Bolton worried about biological weapons, NATO withdrawal if Trump is reelected
Former national security adviser John Bolton expressed concern in a new interview that hostile actors would acquire biological weapons or the U.S. could withdraw from NATO if President Trump is reelected.
“If Trump’s response to the [coronavirus] pandemic has proven [anything] to anybody who’s contemplating acquiring a biological weapons capability, it’s that he’s not able to respond to it in a systematic fashion,” Bolton told Axios. “Whatever the source of this pandemic, it’s a roadmap for the people who do control biological weapons, or aspire to biological weapons, what can happen.” Bolton did not specify which actors he had in mind.
He also said it is “highly questionable” whether Trump would keep the U.S. in NATO if reelected, citing the administration’s plans to withdraw thousands of troops from Germany.
“I’m not averse to moving 9,000, 10,000 troops out of Germany if we’re going to move them to Poland or someplace else,” Bolton told the news outlet. “But that’s not why he’s bringing those troops home. My first reaction [to Trump’s German troop drawdown announcement] was this is the beginning of the end.”
He went on to argue that the relationships with several U.S. allies are in question.

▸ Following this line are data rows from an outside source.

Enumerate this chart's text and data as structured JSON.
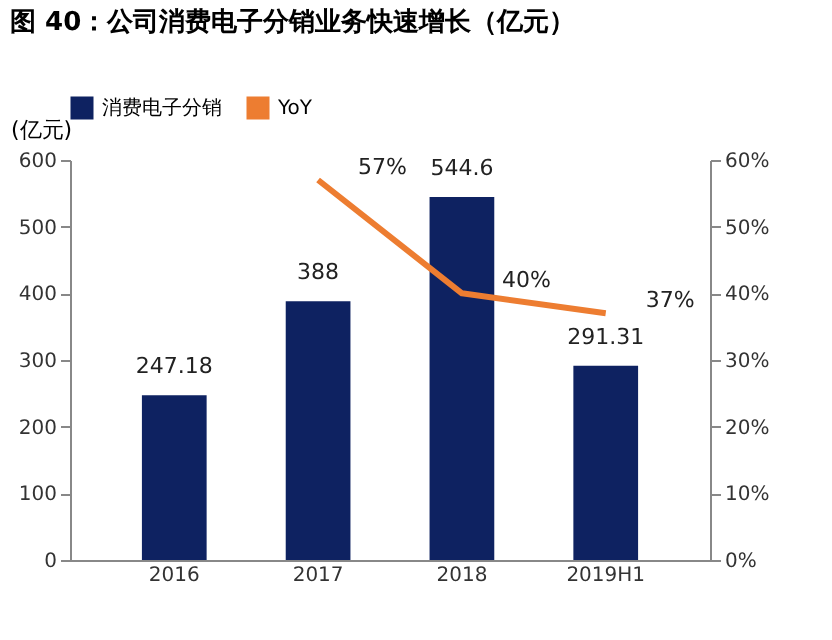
{
  "chart_data": {
    "type": "bar",
    "title": "图 40：公司消费电子分销业务快速增长（亿元）",
    "categories": [
      "2016",
      "2017",
      "2018",
      "2019H1"
    ],
    "ylabel": "(亿元)",
    "ylim": [
      0,
      600
    ],
    "yticks": [
      0,
      100,
      200,
      300,
      400,
      500,
      600
    ],
    "y2lim": [
      0,
      60
    ],
    "y2ticks": [
      {
        "value": 0,
        "label": "0%"
      },
      {
        "value": 10,
        "label": "10%"
      },
      {
        "value": 20,
        "label": "20%"
      },
      {
        "value": 30,
        "label": "30%"
      },
      {
        "value": 40,
        "label": "40%"
      },
      {
        "value": 50,
        "label": "50%"
      },
      {
        "value": 60,
        "label": "60%"
      }
    ],
    "series": [
      {
        "name": "消费电子分销",
        "color": "#0e2261",
        "values": [
          247.18,
          388,
          544.6,
          291.31
        ],
        "value_labels": [
          "247.18",
          "388",
          "544.6",
          "291.31"
        ]
      },
      {
        "name": "YoY",
        "type": "line",
        "axis": "y2",
        "color": "#ed7d31",
        "values": [
          null,
          57,
          40,
          37
        ],
        "value_labels": [
          null,
          "57%",
          "40%",
          "37%"
        ]
      }
    ],
    "legend": "top",
    "grid": false
  }
}
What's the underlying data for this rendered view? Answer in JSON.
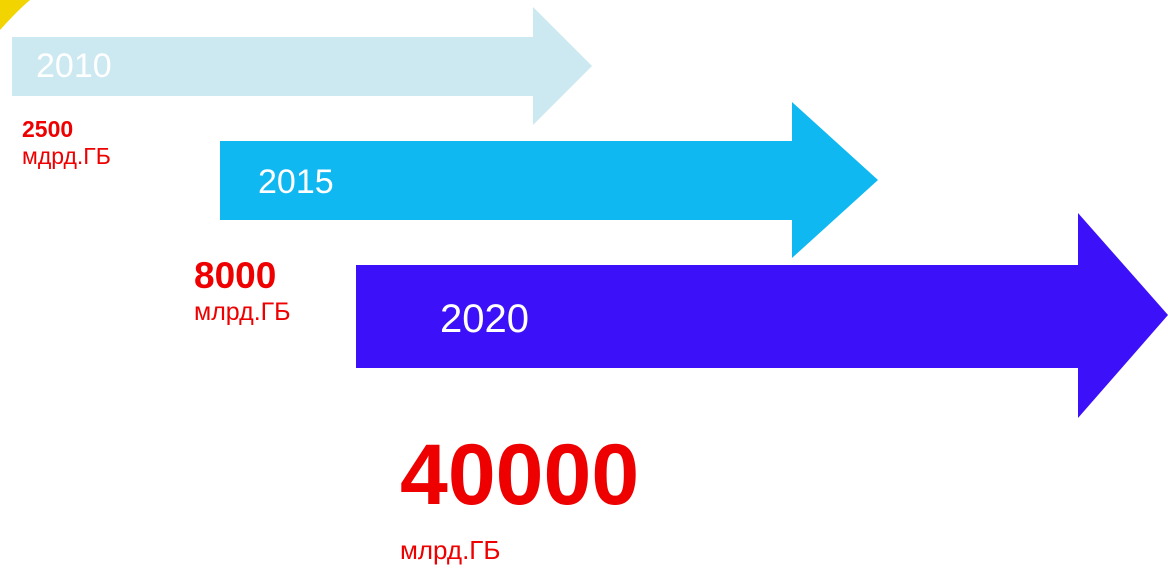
{
  "arrows": [
    {
      "year": "2010",
      "color": "#cce8f0",
      "text_color": "#ffffff"
    },
    {
      "year": "2015",
      "color": "#10b8f2",
      "text_color": "#ffffff"
    },
    {
      "year": "2020",
      "color": "#3c10f8",
      "text_color": "#ffffff"
    }
  ],
  "labels": [
    {
      "value": "2500",
      "unit": "мдрд.ГБ"
    },
    {
      "value": "8000",
      "unit": "млрд.ГБ"
    },
    {
      "value": "40000",
      "unit": "млрд.ГБ"
    }
  ],
  "colors": {
    "label_text": "#ee0000",
    "corner_accent": "#f2d500"
  }
}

“I think the alliances with Japan, South Korea, Australia are question marks at this point,” he said. “If you believe the world’s far away, then why have these alliances at all?”
Alyssa Farah, the White House director of strategic communications, pushed back against Bolton’s remarks, however, citing actions during the president’s first years in office.
“Under President Trump’s leadership, our allies are contributing more than $130 billion more to NATO, we’ve taken two of the world’s foremost terrorists off the battlefield, restored deterrence with Iran, and we are on pace to bring American soldiers home from the longest war in American history,” Farah told Axios.
Bolton, she said, “doesn’t have a single foreign policy or national defense achievement.”
The White House has been engaged in both a war of words and a legal battle over Bolton’s memoir, claiming it contains classified information. A federal court ruled last week that its publication, scheduled for Tuesday, can proceed.